Fraser also received the Louis B. Sohn Human Rights Award from the U.N. Association, the Superior Honor Award from the U.S. Agency for International Development, and the Elizabeth Boyer Award from WEAL. She received the Minneapolis YWCA’s Outstanding Achievement Award and the Minneapolis International Citizen Award.

The Arvonne Fraser Library in Dinkytown was named after her in 2019.

== Personal life ==
She married Perry Morgan in 1946; they divorced in 1949. In 1950, she married Donald M. Fraser, and the couple had six children (Thomas, Mary, John, Lois, Anne, and Jean) and seven grandchildren.

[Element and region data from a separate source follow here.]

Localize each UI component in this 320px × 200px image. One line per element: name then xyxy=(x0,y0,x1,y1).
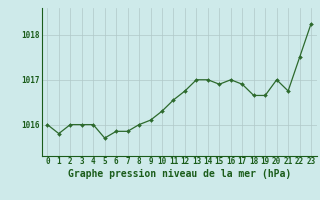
X-axis label: Graphe pression niveau de la mer (hPa): Graphe pression niveau de la mer (hPa) xyxy=(68,169,291,179)
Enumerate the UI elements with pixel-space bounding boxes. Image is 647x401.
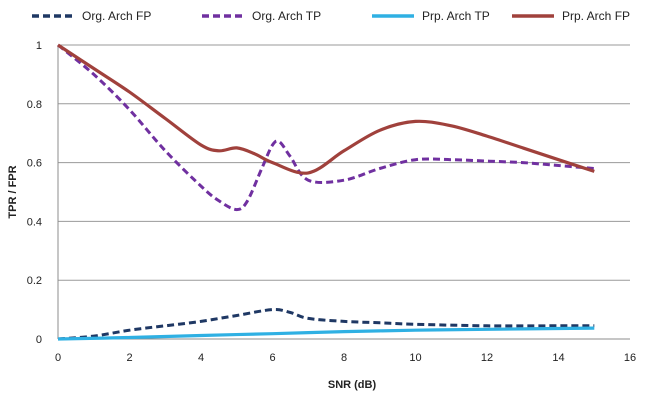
x-tick-label: 16	[624, 352, 636, 364]
x-axis-title: SNR (dB)	[328, 379, 377, 391]
series-line-prp-arch-fp	[57, 43, 595, 175]
x-tick-label: 8	[341, 352, 347, 364]
legend-label-prp-arch-fp: Prp. Arch FP	[562, 9, 630, 23]
y-tick-label: 0.8	[27, 99, 42, 111]
gridlines	[58, 44, 630, 281]
x-tick-label: 10	[409, 352, 421, 364]
legend-label-org-arch-tp: Org. Arch TP	[252, 9, 321, 23]
legend-label-org-arch-fp: Org. Arch FP	[82, 9, 151, 23]
legend-label-prp-arch-tp: Prp. Arch TP	[422, 9, 490, 23]
y-tick-label: 1	[36, 40, 42, 52]
x-tick-label: 4	[198, 352, 204, 364]
y-tick-label: 0	[36, 334, 42, 346]
y-axis-title: TPR / FPR	[7, 165, 19, 218]
x-tick-label: 0	[55, 352, 61, 364]
series-line-prp-arch-tp	[57, 326, 595, 341]
x-tick-label: 14	[552, 352, 564, 364]
axes	[57, 45, 630, 340]
x-tick-label: 12	[481, 352, 493, 364]
tick-labels: 00.20.40.60.810 2 4 6 8 10 12 14 16	[27, 40, 636, 364]
data-series	[57, 43, 595, 341]
series-line-org-arch-fp	[57, 308, 595, 341]
x-tick-label: 2	[126, 352, 132, 364]
y-tick-label: 0.6	[27, 158, 42, 170]
x-tick-label: 6	[269, 352, 275, 364]
y-tick-label: 0.4	[27, 216, 42, 228]
series-line-org-arch-tp	[57, 43, 595, 212]
legend: Org. Arch FP Org. Arch TP Prp. Arch TP Prp.…	[32, 9, 630, 23]
y-tick-label: 0.2	[27, 275, 42, 287]
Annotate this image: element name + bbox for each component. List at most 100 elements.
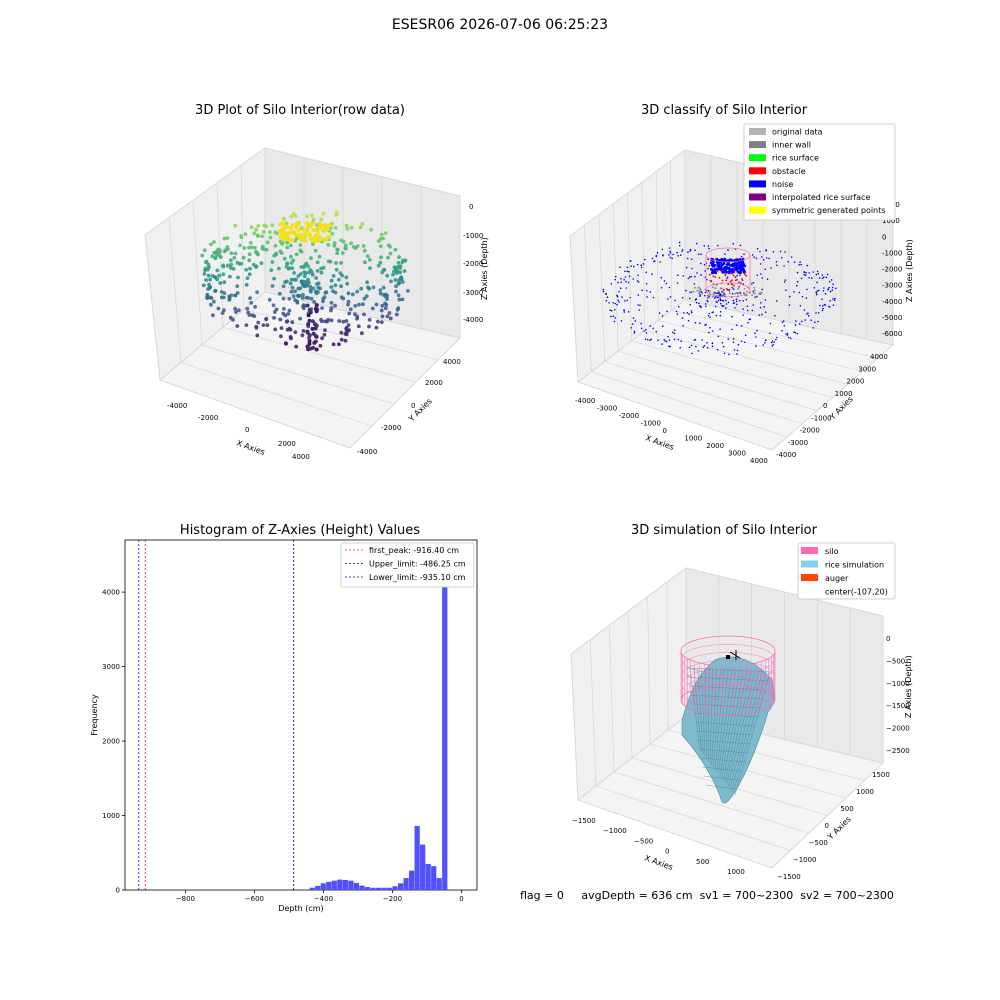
raw-point xyxy=(302,274,307,278)
noise-point xyxy=(735,298,738,300)
raw-point xyxy=(277,291,282,296)
raw-point xyxy=(210,254,215,259)
noise-point xyxy=(740,255,743,258)
raw-point xyxy=(247,252,252,257)
raw-point xyxy=(296,274,301,278)
noise-point xyxy=(815,291,817,293)
noise-point xyxy=(669,256,672,259)
raw-point xyxy=(399,276,403,280)
legend-swatch xyxy=(749,167,766,175)
noise-point xyxy=(742,300,745,302)
noise-point xyxy=(649,339,651,341)
noise-point xyxy=(816,281,818,284)
histogram-y-ticks: 0 1000 2000 3000 4000 xyxy=(102,589,125,895)
noise-point xyxy=(793,291,795,293)
noise-point xyxy=(817,320,819,323)
raw-point xyxy=(222,308,226,312)
raw-point xyxy=(290,266,295,271)
raw-point xyxy=(319,270,324,275)
noise-point xyxy=(752,290,755,293)
histogram-legend: first_peak: -916.40 cm Upper_limit: -486.… xyxy=(340,542,475,588)
raw-point xyxy=(299,265,304,269)
noise-point xyxy=(700,253,702,255)
noise-point xyxy=(704,294,706,297)
noise-point xyxy=(668,286,671,289)
raw-point xyxy=(304,271,308,275)
raw-point xyxy=(360,331,364,336)
classify-xtick: -3000 xyxy=(597,405,617,413)
raw-point xyxy=(335,210,339,215)
histogram-bar xyxy=(425,863,431,890)
histogram-x-label: Depth (cm) xyxy=(278,904,323,913)
noise-point xyxy=(677,338,680,341)
noise-point xyxy=(716,296,718,299)
noise-point xyxy=(761,288,763,291)
noise-point xyxy=(677,274,679,277)
raw-point xyxy=(228,274,232,279)
raw-point xyxy=(309,296,314,301)
noise-point xyxy=(685,266,688,269)
raw-point xyxy=(265,323,270,328)
raw-point xyxy=(221,295,226,300)
noise-point xyxy=(816,293,818,296)
noise-point xyxy=(689,303,692,306)
noise-point xyxy=(735,324,738,326)
raw-point xyxy=(311,228,316,233)
noise-point xyxy=(787,261,789,263)
wall-point xyxy=(699,288,702,290)
wall-point xyxy=(739,292,742,295)
noise-point xyxy=(780,256,783,259)
histogram-bar xyxy=(364,887,371,890)
raw-point xyxy=(252,314,257,318)
noise-point xyxy=(641,289,643,292)
noise-point xyxy=(781,321,784,324)
raw-point xyxy=(313,306,318,311)
noise-point xyxy=(832,304,835,307)
raw-point xyxy=(400,280,405,284)
noise-point xyxy=(763,305,766,308)
histogram-ytick: 2000 xyxy=(102,738,120,746)
noise-point xyxy=(756,329,758,332)
raw-ztick: 0 xyxy=(469,203,473,211)
noise-point xyxy=(794,331,797,334)
legend-swatch xyxy=(801,547,818,554)
noise-point xyxy=(691,267,693,270)
raw-point xyxy=(286,312,291,316)
noise-point xyxy=(687,277,690,280)
raw-point xyxy=(380,270,385,275)
noise-point xyxy=(640,264,643,267)
raw-point xyxy=(307,307,312,312)
raw-point xyxy=(207,286,212,290)
noise-point xyxy=(775,300,778,302)
legend-label: Lower_limit: -935.10 cm xyxy=(369,573,466,582)
sv1-text: sv1 = 700~2300 xyxy=(699,889,794,902)
raw-xtick: 2000 xyxy=(278,440,296,448)
raw-point xyxy=(253,304,257,309)
noise-point xyxy=(609,309,611,312)
classify-ztick: 1000 xyxy=(882,217,900,225)
noise-point xyxy=(703,344,706,347)
classify-ytick: -2000 xyxy=(800,427,820,435)
surface-point xyxy=(735,267,738,271)
noise-point xyxy=(828,305,830,308)
classify-ytick: -3000 xyxy=(788,439,808,447)
noise-point xyxy=(823,287,825,289)
raw-point xyxy=(283,313,288,318)
noise-point xyxy=(822,307,824,310)
noise-point xyxy=(732,302,735,305)
noise-point xyxy=(683,312,685,314)
raw-point xyxy=(393,278,398,282)
raw-point xyxy=(306,322,311,327)
raw-point xyxy=(340,251,345,256)
noise-point xyxy=(694,249,696,251)
raw-point xyxy=(337,319,342,323)
raw-point xyxy=(243,232,248,237)
noise-point xyxy=(823,276,825,279)
raw-point xyxy=(284,341,288,345)
raw-point xyxy=(239,261,244,266)
raw-point xyxy=(383,294,388,299)
raw-point xyxy=(304,279,309,284)
noise-point xyxy=(623,311,626,313)
raw-point xyxy=(285,240,290,245)
noise-point xyxy=(623,278,625,281)
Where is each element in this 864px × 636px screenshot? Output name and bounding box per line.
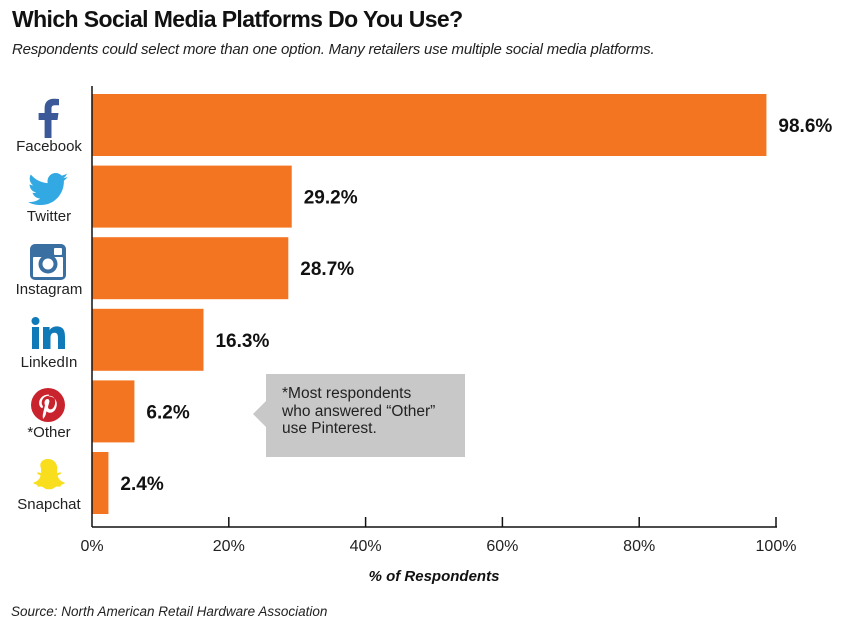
bar-twitter <box>92 165 292 228</box>
bars-group <box>92 94 767 514</box>
x-tick-labels-group: 0% 20% 40% 60% 80% 100% <box>80 538 796 555</box>
pinterest-icon <box>31 388 65 422</box>
x-tick-label: 80% <box>623 538 655 555</box>
linkedin-icon <box>31 317 65 349</box>
category-label-snapchat: Snapchat <box>17 496 81 513</box>
bar-facebook <box>92 94 767 156</box>
snapchat-icon <box>33 459 65 490</box>
value-label: 98.6% <box>778 116 832 137</box>
bar-snapchat <box>92 452 109 514</box>
value-label: 6.2% <box>146 402 189 423</box>
category-label-linkedin: LinkedIn <box>20 354 78 371</box>
facebook-icon <box>38 98 59 138</box>
x-ticks-group <box>228 517 777 527</box>
twitter-icon <box>28 173 68 205</box>
chart-subtitle: Respondents could select more than one o… <box>12 41 655 58</box>
callout-pointer <box>253 401 266 427</box>
value-labels-group: 98.6% 29.2% 28.7% 16.3% 6.2% 2.4% <box>120 116 832 495</box>
x-tick-label: 20% <box>213 538 245 555</box>
bar-linkedin <box>92 308 204 371</box>
category-label-instagram: Instagram <box>15 281 83 298</box>
value-label: 29.2% <box>304 188 358 209</box>
x-tick-label: 40% <box>350 538 382 555</box>
x-tick-label: 100% <box>756 538 797 555</box>
instagram-icon <box>30 244 66 280</box>
callout-text: *Most respondents who answered “Other” u… <box>282 385 462 438</box>
callout-box <box>266 374 465 457</box>
value-label: 28.7% <box>300 259 354 280</box>
x-axis-title: % of Respondents <box>368 568 500 585</box>
x-tick-label: 60% <box>486 538 518 555</box>
value-label: 16.3% <box>215 331 269 352</box>
callout-line-2: who answered “Other” <box>282 402 436 420</box>
callout-line-1: *Most respondents <box>282 385 412 402</box>
callout-line-3: use Pinterest. <box>282 420 377 437</box>
category-label-facebook: Facebook <box>16 138 82 155</box>
bar-other <box>92 380 135 443</box>
value-label: 2.4% <box>120 474 163 495</box>
category-label-twitter: Twitter <box>26 208 72 225</box>
x-tick-label: 0% <box>80 538 103 555</box>
bar-instagram <box>92 237 289 300</box>
source-note: Source: North American Retail Hardware A… <box>11 604 328 619</box>
chart-title: Which Social Media Platforms Do You Use? <box>12 6 463 32</box>
category-label-other: *Other <box>27 424 71 441</box>
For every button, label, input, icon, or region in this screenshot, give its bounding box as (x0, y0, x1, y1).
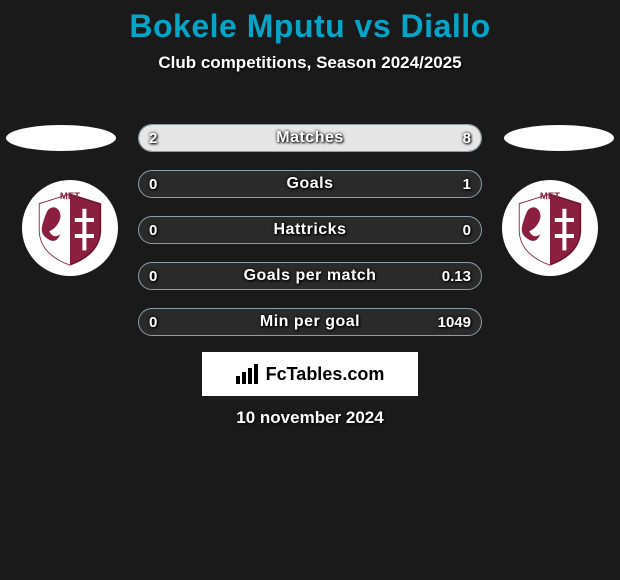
bar-row: 0 Goals 1 (138, 170, 482, 198)
bar-row: 2 Matches 8 (138, 124, 482, 152)
bar-label: Goals per match (139, 263, 481, 289)
bar-row: 0 Goals per match 0.13 (138, 262, 482, 290)
comparison-card: Bokele Mputu vs Diallo Club competitions… (0, 0, 620, 580)
bar-value-right: 0.13 (442, 263, 471, 289)
bar-label: Min per goal (139, 309, 481, 335)
bar-value-right: 1049 (438, 309, 471, 335)
bar-row: 0 Min per goal 1049 (138, 308, 482, 336)
bar-value-right: 1 (463, 171, 471, 197)
subtitle: Club competitions, Season 2024/2025 (0, 53, 620, 73)
bar-value-right: 0 (463, 217, 471, 243)
bar-label: Goals (139, 171, 481, 197)
club-badge-left: MET (22, 180, 118, 276)
bar-row: 0 Hattricks 0 (138, 216, 482, 244)
bar-label: Matches (139, 125, 481, 151)
svg-text:MET: MET (60, 191, 80, 202)
club-crest-right-icon: MET (510, 188, 590, 268)
player-oval-right (504, 125, 614, 151)
chart-icon (236, 364, 260, 384)
date-label: 10 november 2024 (0, 408, 620, 428)
brand-box[interactable]: FcTables.com (202, 352, 418, 396)
bar-label: Hattricks (139, 217, 481, 243)
club-crest-left-icon: MET (30, 188, 110, 268)
club-badge-right: MET (502, 180, 598, 276)
player-oval-left (6, 125, 116, 151)
bar-value-right: 8 (463, 125, 471, 151)
brand-text: FcTables.com (266, 364, 385, 385)
comparison-bars: 2 Matches 8 0 Goals 1 0 Hattricks 0 0 Go… (138, 124, 482, 354)
svg-text:MET: MET (540, 191, 560, 202)
page-title: Bokele Mputu vs Diallo (0, 8, 620, 45)
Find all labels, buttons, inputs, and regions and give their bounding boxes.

Fraser died on August 7, 2018, at her family retreat near the St. Croix River in Hudson, Wisconsin, at the age of 92.

== Selected bibliography ==

=== Books ===
- Fraser, Arvonne (1970). "Government"
- Fraser, Arvonne (1974). "Office occupations"
- Fraser, Arvonne (1979). "Third world women speak out: interviews in six countries on change, development, and basic needs"
- Fraser, Arvonne (1987). "The U.N. Decade for Women: documents and dialogue"
- Fraser, Arvonne (2004). "Developing power: how women transformed international development"
- Fraser, Arvonne (2007). "She's no lady: politics, family, and international feminism"

=== Book chapters ===
- Fraser, Arvonne S. (2001). "Women, gender, and human rights: a global perspective" A reprint of Fraser, Arvonne S. (1999). "Becoming human: the origins and development of women's human rights" Also available online through the University of Minnesota, Human Rights Library.